5.2. Advantages and Limitations

This study provides the first systematic evaluation of GNSS-R observations from the FY-3 satellites for inland water detection, offering valuable insights for future applications of FY-3 satellite data. Compared with previous studies based on CYGNSS reflectivity, this work introduces a Z-score-based thresholding approach, which avoids the complex parameter tuning typically required by machine learning methods (e.g., Gerlein-Safdi et al. [14]). In addition, compared with coherent detection approaches developed for CYGNSS data [15], the proposed method demonstrates a lower false positive rate, indicating reduced misclassification of land as water, while maintaining a comparable level of overall accuracy [20]. These results highlight the effectiveness and robustness of the proposed method for large-scale inland water detection.

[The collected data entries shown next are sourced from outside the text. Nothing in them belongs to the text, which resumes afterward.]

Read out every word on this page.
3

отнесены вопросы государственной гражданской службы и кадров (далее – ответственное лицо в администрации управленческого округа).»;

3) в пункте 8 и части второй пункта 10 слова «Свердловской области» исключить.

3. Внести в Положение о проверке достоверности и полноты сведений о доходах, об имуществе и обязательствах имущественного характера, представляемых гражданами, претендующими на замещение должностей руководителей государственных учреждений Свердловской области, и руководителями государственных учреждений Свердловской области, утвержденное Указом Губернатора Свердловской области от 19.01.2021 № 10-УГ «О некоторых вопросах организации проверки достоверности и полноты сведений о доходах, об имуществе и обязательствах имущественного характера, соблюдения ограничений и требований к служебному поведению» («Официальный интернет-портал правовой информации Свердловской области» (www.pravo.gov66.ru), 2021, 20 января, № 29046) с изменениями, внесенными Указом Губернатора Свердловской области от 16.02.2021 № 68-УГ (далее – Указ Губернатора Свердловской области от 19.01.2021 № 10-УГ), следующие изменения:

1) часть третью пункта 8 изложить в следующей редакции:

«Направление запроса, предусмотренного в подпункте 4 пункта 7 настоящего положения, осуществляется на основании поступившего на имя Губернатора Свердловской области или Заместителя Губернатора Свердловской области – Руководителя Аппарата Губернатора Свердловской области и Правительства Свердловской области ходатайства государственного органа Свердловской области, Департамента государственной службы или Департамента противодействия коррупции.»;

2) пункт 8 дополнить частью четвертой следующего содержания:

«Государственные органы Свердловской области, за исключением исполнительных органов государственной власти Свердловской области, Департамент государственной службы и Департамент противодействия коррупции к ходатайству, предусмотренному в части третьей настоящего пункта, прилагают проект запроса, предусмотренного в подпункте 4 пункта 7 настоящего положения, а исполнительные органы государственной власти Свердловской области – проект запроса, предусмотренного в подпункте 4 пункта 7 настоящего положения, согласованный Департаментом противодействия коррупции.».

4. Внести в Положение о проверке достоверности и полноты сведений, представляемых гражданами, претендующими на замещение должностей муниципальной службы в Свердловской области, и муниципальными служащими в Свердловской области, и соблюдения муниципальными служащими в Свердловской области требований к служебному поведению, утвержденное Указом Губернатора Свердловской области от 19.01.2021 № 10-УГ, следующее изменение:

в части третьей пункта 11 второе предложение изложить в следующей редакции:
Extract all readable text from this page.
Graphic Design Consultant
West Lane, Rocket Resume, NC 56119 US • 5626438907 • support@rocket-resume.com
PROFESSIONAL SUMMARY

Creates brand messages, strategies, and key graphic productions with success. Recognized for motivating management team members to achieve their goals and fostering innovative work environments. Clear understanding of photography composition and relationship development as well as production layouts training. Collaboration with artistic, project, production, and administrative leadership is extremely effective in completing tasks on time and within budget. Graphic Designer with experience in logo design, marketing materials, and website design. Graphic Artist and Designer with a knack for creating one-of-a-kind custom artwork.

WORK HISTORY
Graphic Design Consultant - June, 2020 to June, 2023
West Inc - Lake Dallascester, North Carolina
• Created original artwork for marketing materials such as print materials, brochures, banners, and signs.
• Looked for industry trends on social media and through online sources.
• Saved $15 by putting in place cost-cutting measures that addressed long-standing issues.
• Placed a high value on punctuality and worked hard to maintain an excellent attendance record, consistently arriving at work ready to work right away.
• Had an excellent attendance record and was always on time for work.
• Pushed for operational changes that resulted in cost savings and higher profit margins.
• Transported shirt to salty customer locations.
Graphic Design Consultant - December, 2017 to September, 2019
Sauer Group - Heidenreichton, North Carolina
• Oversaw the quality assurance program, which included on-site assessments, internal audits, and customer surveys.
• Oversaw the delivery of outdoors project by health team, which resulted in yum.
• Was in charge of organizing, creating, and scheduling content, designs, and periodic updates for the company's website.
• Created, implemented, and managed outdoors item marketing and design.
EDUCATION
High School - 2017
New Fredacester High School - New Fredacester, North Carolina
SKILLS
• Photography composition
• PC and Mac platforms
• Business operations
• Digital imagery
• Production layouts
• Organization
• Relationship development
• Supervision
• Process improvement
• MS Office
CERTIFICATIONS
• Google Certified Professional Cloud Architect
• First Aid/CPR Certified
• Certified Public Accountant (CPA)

Despite these advantages, several limitations remain. First, the GNSS-R data used in this study are limited to observations from FY-3E, FY-3F, and FY-3G satellites. FY-3H, the fourth satellite in the series equipped with a GNSS-R payload, launched in September 2025, is not yet supported by publicly available data products. Consequently, gaps in spatiotemporal coverage may exist, potentially affecting detection performance. Future studies will incorporate FY-3H observations to further enhance coverage and improve detection accuracy. Second, the delay–Doppler map (DDM) characteristics of FY-3 GNSS-R data differ substantially from those of conventional GNSS-R missions. As a result, widely used coherent detection algorithms developed for CYGNSS are not directly applicable. Future work should focus on investigating the coherence properties of FY-3 GNSS-R signals and developing dedicated coherent detection methods tailored to these data.

6. Conclusions

Based on GNSS-R observations from the FY-3 satellites, this study proposes an inland water detection approach combined with the Z-score algorithm. The method was experimentally validated in the Amazon Basin and the Congo Basin using the Esri 10 m Land Cover dataset as reference data. The results demonstrate that specular point reflectivity (SR_sp) achieves overall detection accuracies of 95.39% and 97.38% in the two study areas, respectively, confirming the strong capability of FY-3 GNSS-R observations for inland water detection. Further analysis of different reflectivity representations indicates that reflectivity expressed in decibel (dB) units can detect more small tributaries than reflectivity in linear units when combined with the Z-score algorithm. However, reflectivity in dB units is also more sensitive to noise, which leads to a higher rate of false positives. The comparison among different GNSS constellations shows that the BDS, GPS, and Galileo can all effectively detect the main river channels, although their results contain more noise than those derived from multi-constellation observations. In particular, the significantly smaller amount of reflectometry data from the Galileo constellation limits its capability to detect smaller tributaries. In addition, factors influencing detection performance, including interpolation methods and Z-score threshold selection, are systematically analyzed.

This study provides the first systematic assessment of the capability of FY-3 GNSS-R data for inland water body detection. The proposed method does not require auxiliary datasets and relies solely on the reflectivity differences between water and non-water surfaces. In future work, the integration of multi-constellation and multi-system GNSS-R observations, such as those from the CYGNSS and Tianmu-1, is expected to further improve the accuracy and robustness of inland water body detection.